Wie unterscheiden sich die aktuellen Ergebnisse von der vorhandenen Literatur über den Beitrag verschiedener Blutdruckwerte zur Morbidität oder Mortalität? Man muss von älteren Daten lernen, die aus der Zeit vor der routinemäßigen Behandlung des Bluthochdrucks stammen. In einer Meta-Analyse von Patientendaten von fast 1 Million Menschen aus 61 Studien erhöhte sich das Risiko, an einem Schlaganfall oder Herzinfarkt zu sterben, um das Zweifache, wenn der systolische Blutdruck um 20 mmHg über 115 mmHg oder der diastolische Blutdruck um 10 mmHg über 75 mmHg anstieg10. Dieser Effekt wurde bei Personen im Alter von nur 40 Jahren beobachtet. In einer frühen Studie mit überwiegend männlichen Probanden im Alter von 25 bis 70 Jahren war der Zusammenhang zwischen unbehandeltem diastolischen Blutdruck und Schlaganfall oder Herzinfarkt über einen durchschnittlichen Zeitraum von 10 Jahren kontinuierlich bis zu einem Wert von 76 mmHg 11. Komplizierter wird die Sache, wenn man sich überlegt, wie hoch der Zielblutdruck bei Personen mit etablierter Hypertonie sein sollte. Diese Frage soll in der vorliegenden Studie nicht beantwortet werden.

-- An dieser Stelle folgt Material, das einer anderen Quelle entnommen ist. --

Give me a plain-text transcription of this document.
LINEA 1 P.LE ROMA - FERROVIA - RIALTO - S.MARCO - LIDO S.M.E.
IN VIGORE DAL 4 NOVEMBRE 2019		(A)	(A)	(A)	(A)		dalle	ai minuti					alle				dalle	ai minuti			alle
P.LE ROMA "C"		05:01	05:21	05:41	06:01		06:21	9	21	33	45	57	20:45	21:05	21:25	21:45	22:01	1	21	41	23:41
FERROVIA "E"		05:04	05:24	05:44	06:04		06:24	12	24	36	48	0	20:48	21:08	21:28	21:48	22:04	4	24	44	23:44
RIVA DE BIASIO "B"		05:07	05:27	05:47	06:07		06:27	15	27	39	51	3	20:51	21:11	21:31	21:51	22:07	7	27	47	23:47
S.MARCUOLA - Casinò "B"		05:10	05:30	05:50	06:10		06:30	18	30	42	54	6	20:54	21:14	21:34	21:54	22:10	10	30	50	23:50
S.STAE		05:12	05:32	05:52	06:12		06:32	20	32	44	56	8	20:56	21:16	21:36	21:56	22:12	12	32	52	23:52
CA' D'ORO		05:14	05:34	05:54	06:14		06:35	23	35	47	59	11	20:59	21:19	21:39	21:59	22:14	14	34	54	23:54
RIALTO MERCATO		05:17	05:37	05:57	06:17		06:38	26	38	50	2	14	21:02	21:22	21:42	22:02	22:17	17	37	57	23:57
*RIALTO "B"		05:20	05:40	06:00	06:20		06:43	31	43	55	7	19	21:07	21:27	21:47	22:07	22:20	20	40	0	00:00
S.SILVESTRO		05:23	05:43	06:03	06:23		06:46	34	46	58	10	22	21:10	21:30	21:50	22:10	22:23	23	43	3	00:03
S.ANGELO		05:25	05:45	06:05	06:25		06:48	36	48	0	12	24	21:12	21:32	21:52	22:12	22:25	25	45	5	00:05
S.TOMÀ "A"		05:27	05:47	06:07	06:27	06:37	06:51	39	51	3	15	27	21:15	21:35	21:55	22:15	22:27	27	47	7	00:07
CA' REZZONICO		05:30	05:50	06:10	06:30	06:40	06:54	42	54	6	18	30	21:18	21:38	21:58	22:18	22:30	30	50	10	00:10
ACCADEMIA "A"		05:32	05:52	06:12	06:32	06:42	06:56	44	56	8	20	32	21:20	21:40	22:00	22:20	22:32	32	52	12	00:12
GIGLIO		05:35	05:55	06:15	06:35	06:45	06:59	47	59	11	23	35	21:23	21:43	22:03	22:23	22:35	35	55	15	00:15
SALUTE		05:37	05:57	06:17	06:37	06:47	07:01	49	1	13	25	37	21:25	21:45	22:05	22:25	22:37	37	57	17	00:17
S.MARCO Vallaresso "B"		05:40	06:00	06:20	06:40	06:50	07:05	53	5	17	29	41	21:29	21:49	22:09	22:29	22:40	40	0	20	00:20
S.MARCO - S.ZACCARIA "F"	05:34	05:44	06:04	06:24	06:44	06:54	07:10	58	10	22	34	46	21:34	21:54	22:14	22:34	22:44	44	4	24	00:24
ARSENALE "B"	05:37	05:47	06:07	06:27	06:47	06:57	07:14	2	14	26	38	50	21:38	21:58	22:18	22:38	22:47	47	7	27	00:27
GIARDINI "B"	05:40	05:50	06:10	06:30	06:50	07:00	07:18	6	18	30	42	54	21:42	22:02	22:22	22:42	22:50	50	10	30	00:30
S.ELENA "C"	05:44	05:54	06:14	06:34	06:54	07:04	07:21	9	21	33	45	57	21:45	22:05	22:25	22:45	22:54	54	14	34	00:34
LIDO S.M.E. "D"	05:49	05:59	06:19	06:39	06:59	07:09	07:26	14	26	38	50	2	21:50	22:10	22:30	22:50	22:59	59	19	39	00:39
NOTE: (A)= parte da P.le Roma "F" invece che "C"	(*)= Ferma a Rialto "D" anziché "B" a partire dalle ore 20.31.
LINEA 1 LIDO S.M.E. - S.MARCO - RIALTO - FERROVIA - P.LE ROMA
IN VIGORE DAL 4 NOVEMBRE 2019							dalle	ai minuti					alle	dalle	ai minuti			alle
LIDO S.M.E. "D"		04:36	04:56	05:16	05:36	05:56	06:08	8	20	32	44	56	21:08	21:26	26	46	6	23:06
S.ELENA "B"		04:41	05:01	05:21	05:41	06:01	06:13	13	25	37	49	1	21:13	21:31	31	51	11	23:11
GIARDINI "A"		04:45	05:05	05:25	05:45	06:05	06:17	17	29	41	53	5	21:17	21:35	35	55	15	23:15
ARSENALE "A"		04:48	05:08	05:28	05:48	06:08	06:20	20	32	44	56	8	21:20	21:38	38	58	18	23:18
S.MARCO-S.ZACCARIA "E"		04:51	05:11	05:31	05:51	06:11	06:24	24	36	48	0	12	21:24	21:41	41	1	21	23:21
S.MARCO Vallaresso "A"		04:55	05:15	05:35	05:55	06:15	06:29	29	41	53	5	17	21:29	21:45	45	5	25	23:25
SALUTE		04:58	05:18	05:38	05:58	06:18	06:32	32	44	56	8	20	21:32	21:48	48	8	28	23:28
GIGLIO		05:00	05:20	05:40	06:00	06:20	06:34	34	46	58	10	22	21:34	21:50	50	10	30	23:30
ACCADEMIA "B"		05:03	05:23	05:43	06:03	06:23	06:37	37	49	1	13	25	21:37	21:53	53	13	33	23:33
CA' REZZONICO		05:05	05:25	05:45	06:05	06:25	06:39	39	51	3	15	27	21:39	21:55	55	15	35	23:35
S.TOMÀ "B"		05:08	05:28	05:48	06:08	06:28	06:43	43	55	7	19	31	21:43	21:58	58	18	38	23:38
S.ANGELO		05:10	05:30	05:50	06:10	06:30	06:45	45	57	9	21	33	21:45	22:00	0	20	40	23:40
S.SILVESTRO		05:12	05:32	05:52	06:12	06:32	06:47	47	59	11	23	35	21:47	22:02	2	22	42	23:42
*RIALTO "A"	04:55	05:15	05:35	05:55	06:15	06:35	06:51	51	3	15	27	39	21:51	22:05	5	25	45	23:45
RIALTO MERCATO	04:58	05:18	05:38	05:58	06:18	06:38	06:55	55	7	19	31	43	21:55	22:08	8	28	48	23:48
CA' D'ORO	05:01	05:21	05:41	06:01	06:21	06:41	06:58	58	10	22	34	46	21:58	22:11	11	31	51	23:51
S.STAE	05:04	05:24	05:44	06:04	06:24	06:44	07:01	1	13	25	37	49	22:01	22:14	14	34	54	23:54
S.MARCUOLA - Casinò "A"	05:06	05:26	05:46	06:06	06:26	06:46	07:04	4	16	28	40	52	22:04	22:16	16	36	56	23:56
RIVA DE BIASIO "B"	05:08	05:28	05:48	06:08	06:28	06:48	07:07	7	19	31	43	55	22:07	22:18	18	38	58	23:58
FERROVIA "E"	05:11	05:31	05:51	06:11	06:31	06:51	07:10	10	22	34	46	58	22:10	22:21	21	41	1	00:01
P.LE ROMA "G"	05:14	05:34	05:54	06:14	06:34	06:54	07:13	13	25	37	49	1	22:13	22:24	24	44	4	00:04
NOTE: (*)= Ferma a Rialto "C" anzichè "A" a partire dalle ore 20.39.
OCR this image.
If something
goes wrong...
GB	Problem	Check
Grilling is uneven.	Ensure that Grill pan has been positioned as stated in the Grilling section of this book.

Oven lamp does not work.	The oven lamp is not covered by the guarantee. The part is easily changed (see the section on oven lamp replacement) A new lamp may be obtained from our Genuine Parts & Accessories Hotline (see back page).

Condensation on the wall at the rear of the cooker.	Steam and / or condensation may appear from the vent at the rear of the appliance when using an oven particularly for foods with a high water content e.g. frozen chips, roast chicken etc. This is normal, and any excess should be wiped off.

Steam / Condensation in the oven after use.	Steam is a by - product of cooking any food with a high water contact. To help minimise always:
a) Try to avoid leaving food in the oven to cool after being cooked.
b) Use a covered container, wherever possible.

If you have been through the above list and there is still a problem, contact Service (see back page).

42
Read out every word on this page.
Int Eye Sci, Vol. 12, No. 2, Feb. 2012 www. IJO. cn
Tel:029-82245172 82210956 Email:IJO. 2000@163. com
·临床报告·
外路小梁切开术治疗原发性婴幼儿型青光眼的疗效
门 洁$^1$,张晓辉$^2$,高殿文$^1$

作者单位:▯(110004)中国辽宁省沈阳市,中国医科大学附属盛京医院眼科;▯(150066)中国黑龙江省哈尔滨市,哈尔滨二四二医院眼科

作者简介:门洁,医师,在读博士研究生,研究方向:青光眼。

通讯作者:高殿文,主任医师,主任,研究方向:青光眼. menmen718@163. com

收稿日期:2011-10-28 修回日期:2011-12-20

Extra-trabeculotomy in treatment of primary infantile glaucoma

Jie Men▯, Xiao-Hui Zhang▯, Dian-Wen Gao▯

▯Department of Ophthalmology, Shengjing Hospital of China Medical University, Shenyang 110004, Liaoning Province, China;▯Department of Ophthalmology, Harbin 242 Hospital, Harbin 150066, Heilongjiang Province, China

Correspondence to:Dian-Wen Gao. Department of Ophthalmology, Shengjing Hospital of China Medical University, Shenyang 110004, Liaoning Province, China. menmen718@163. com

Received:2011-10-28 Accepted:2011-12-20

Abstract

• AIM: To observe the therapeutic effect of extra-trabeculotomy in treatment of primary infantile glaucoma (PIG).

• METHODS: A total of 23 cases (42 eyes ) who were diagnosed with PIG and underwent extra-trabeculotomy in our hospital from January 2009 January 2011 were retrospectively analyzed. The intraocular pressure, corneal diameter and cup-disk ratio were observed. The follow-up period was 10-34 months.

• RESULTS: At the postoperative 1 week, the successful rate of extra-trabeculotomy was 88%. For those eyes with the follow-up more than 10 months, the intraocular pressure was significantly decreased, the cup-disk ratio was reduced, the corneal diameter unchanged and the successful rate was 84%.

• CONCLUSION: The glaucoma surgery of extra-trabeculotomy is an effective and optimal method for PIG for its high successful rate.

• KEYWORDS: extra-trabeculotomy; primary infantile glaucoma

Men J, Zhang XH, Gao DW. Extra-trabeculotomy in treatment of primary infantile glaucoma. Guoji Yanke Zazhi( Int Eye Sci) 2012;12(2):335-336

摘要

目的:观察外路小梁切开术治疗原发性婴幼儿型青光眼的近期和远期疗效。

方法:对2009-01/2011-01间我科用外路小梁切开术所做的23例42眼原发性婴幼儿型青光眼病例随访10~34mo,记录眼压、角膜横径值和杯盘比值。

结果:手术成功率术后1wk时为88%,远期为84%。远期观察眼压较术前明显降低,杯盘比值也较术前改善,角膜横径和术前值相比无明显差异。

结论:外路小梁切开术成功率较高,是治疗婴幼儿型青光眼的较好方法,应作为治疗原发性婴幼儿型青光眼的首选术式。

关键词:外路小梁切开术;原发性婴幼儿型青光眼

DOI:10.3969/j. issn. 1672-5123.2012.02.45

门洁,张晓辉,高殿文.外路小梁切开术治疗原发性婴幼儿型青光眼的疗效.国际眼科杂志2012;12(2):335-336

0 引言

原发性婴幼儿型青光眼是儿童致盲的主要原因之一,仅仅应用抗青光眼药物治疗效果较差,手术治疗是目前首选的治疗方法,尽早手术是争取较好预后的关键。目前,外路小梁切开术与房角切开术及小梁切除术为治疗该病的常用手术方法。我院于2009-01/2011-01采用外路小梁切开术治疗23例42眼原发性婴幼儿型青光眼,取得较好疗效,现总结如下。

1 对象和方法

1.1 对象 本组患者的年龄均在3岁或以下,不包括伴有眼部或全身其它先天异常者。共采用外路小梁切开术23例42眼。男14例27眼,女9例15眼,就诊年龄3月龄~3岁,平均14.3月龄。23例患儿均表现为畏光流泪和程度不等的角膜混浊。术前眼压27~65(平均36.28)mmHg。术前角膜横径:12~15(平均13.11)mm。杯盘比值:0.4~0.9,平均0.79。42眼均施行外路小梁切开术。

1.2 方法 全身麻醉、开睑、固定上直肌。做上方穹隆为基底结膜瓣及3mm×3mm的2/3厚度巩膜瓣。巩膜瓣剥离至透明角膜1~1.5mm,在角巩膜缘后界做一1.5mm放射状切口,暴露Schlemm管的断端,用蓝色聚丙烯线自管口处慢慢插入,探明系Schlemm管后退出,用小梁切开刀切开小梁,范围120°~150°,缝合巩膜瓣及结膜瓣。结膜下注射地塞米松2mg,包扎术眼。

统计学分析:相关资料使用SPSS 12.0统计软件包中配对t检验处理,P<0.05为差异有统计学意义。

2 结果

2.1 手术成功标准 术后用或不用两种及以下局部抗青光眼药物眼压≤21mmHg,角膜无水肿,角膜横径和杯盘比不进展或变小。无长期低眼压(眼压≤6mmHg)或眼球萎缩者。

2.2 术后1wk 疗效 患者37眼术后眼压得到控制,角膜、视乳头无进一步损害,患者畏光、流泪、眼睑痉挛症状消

Die Veröffentlichung des JNC-8 wurde mehrfach verschoben; der voraussichtliche Veröffentlichungstermin liegt nun im Frühjahr 2012. Während Fortschritte in unserem Wissen über die Auswirkungen verschiedener blutdrucksenkender Medikamentenklassen auf das kardiovaskuläre Risiko sicherlich ein wichtiger Aspekt dieses aktualisierten Berichts sein werden, werden auch die Schwellenwerte für die Diagnose von Bluthochdruck ein wichtiger Bestandteil sein. Die Studie von Taylor und Kollegen wird einen Beitrag zu diesem Dialog leisten. Diese Studie, die sich auf eine einzige Datenbank stützt und erhebliche Einschränkungen aufweist, ist nicht aussagekräftig genug, um die öffentliche Politik oder die Definition des normalen Blutdrucks zu ändern. Es handelt sich jedoch um eine provokative Studie, die eine interessante Frage stellt und zu einem unerwarteten Ergebnis führt. Künftige Forschungsarbeiten unter Verwendung anderer Datenbanken mit unbehandelten Personen würden zusätzliche Erkenntnisse zu dieser für die Öffentlichkeit, die Kostenträger und die Kliniker sehr wichtigen Frage liefern. Was genau ist abnormal?